During his sojourn at Walden
Pond and elsewhere in Concord, Thoreau supported himself by doing
odd jobs, such as gardening,
carpentry, and land
surveying. The major portion of his time
was devoted to the study
of nature, to meditating
on philosophical
problems, to reading
Greek, Latin, French, and English literature, and to long
conversations with his neighbors.
A Week on the Concord
and Merrimack Rivers is the narrative of a boating trip taken in
August 1839; it is a combination of nature study and metaphysical
speculation and bears the distinctive impress of the author's
engaging personality.
Thoreau was born on July 12, 1817, in
Concord, Massachusetts, the son of a businessman, and educated at
Harvard University. For some years he taught school and tutored in
Concord, and on Staten Island, New York.
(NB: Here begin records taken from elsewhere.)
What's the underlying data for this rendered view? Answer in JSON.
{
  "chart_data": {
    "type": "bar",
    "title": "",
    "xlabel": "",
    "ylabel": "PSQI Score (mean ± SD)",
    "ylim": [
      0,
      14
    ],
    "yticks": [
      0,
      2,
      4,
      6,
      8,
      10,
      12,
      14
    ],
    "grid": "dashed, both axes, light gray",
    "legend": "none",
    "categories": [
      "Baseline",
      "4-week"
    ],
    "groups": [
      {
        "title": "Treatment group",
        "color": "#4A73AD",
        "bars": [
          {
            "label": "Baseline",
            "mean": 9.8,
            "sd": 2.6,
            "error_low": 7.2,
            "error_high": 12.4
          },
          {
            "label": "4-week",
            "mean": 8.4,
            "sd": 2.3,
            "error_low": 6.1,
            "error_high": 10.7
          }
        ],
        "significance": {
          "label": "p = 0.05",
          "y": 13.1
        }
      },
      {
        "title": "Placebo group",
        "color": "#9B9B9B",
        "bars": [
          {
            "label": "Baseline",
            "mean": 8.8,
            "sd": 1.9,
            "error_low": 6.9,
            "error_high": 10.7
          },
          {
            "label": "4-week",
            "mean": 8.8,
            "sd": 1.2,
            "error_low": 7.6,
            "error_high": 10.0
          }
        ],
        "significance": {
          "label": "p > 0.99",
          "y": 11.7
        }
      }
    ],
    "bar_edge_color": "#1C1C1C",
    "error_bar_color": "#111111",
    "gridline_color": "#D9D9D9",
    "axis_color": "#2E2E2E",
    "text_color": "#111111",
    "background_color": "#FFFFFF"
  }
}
From 1841 to 1843 he lived
in the home of the American
essayist and transcendental philosopher
Ralph Waldo
Emerson, where he met other American transcendentalists, such as
the educator and philosopher Amos Bronson Alcott and Margaret Fuller
and George Ripley, both social reformers and literary critics. Two
years later he moved to a crude
hut on the shores of Walden Pond, a small body of water on the
outskirts of Concord. He lived there until 1847, resided again with
Emerson during 1847-48, and spent the years from 1849 with his
parents and sister in Concord. Thoreau died on May 6, 1862.